Signs of Hope in Syria: The Revolutionary Potential of Religious Engagement

By: Nicole Patierno

June 25, 2015

Despite the appalling butchery and surprising staying power of ISIS, it is important not to mythologize the activity of the so-called Islamic State. Though 2015 marked the fourth year of brutal civil conflict in Syria, Western media attention has remained fixated on the every move of al-Baghdadi’s extremist experiment. Meanwhile, on-the-ground efforts to cultivate coexistence and pluralism go undetected and underreported. Recent developments of cooperation between religious minorities in the region should be highlighted as they provide hope for the country’s future.
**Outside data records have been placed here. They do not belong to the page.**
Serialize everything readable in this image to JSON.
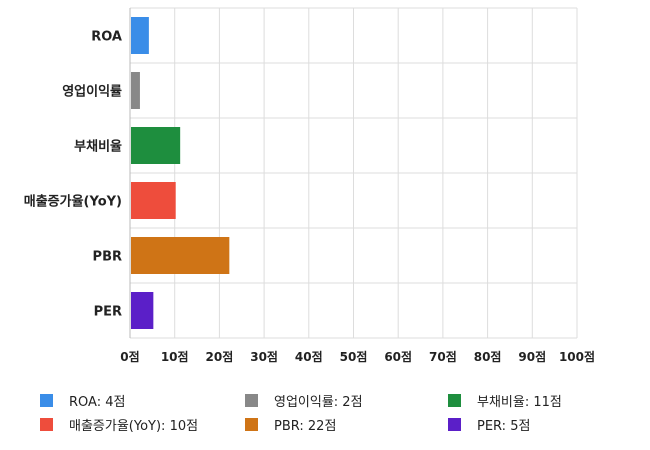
{
  "chart_data": {
    "type": "bar",
    "orientation": "horizontal",
    "categories": [
      "ROA",
      "영업이익률",
      "부채비율",
      "매출증가율(YoY)",
      "PBR",
      "PER"
    ],
    "values": [
      4,
      2,
      11,
      10,
      22,
      5
    ],
    "colors": [
      "#3a8de8",
      "#888888",
      "#1e8e3e",
      "#ee4d3c",
      "#cf7416",
      "#5b1fc8"
    ],
    "xlim": [
      0,
      100
    ],
    "x_ticks": [
      "0점",
      "10점",
      "20점",
      "30점",
      "40점",
      "50점",
      "60점",
      "70점",
      "80점",
      "90점",
      "100점"
    ],
    "grid": true,
    "legend_position": "bottom",
    "legend": [
      {
        "label": "ROA: 4점",
        "color": "#3a8de8"
      },
      {
        "label": "영업이익률: 2점",
        "color": "#888888"
      },
      {
        "label": "부채비율: 11점",
        "color": "#1e8e3e"
      },
      {
        "label": "매출증가율(YoY): 10점",
        "color": "#ee4d3c"
      },
      {
        "label": "PBR: 22점",
        "color": "#cf7416"
      },
      {
        "label": "PER: 5점",
        "color": "#5b1fc8"
      }
    ]
  }
}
Prior to the 2011 Syrian uprising, the nation was composed of a complex and disjointed mosaic of geographic, ethnic, and religious identities. Though tension between the various groups at times erupted into open aggression, coexistence and even partnership have often characterized Syria’s internal relations. Even during the height of the protests in 2011, demonstrators chanted passionately for cross-sectarian unity. Regrettably, the corruption and disintegration of state authority, and the scapegoat targeting of communities that were previously allied with the regime divided the once united factions back into more parochial identity groups. The space that has been carved between these groups—originated by ancient rivalries and aggravated by contemporary clashing—must be mediated; relationships must be reconciled.

The Al-Hassake governorate in Northeast Syria is composed primarily of Assyrian Christians and Kurds, with Arab Sunni, Armenian, and Alawite minorities. Afflicted by both in-fighting among rebel forces and sporadic onslaughts from ISIS, this region has slipped from the control of the central government. As power has shifted to local governance, a number of notable developments have taken shape across Al-Hassake. In the town of Derik for example, a collection of Christians has banded together to form Sutoro, an explicitly Christian police force. This martial unit works together with the Kurdish police and militia to address the security needs of all those living in the region. This alliance is not trivial. Historically, the government privileged the Christians in this region while routinely discriminating against the Kurds. This new cross-confessional bridge indicates loyalty to the vision of a more equal and plural Syrian society. Though this new relationship inevitably has pragmatic dimensions, the impetus to maintain basic security may fashion lasting and meaningful partnerships.

Yet another striking alliance recently manifested in Al-Hassake, as the Kurdish majority power appointed Humaydi Dahmam al-Assi al-Jarba, a member of the Arab Shammar tribe, to serve as co-governor of the province. Again, this appointment indicates a turn from ethno-national supremacy to a vision of inclusive democracy; a critical bid in stemming the sectarian dimensions of the greater conflict in Syria. These formal partnerships prepare the ground for the inter-group cooperation and reconciliation that will be necessary to stabilize Syria, but that earth must be tilled. Informal, local leaders must respond to these official partnerships by working with groups to mediate the grievances and objectives of their disparate communities. The chaos wrought through civil war must be thwarted by enhancing governance capabilities at the local level.

Perhaps best suited to this endeavor are religious leaders, who are equipped with the authority, influence, and networks of assemblies necessary to facilitate the building of relationships across ethnic, confessional, and geographic divides. To this end, the International Center for Religion and Diplomacy has been actively engaged in facilitating reconciliation within Al-Hassake. Implementing faith-based reconciliation methodologies, community leaders from various sectors have participated in strategic seminars to mediate past hostilities between their communities, and to construct joint solutions to resolve the larger civil conflict. These meetings have yielded historic social contracts between disparate religious and ethnic communities. Participants representing Syriac Christians, Kurds, Sunnis, and Alawites have committed to a new paradigm of peaceful coexistence, and are actively working to translate this commitment into a new reality in spite of the chaos that reigns about them. 

Though the villainy of ISIS poses an immediate and menacing threat in the region, its development must be viewed as a side effect of the Syrian regime; a regime whose divisive politics have ceaselessly fragmented the Syrian community. Syria, and those that value her liberation from ruin, must work to actively stitch together the divided groups into a transformed and united multi-religious and democratic nation.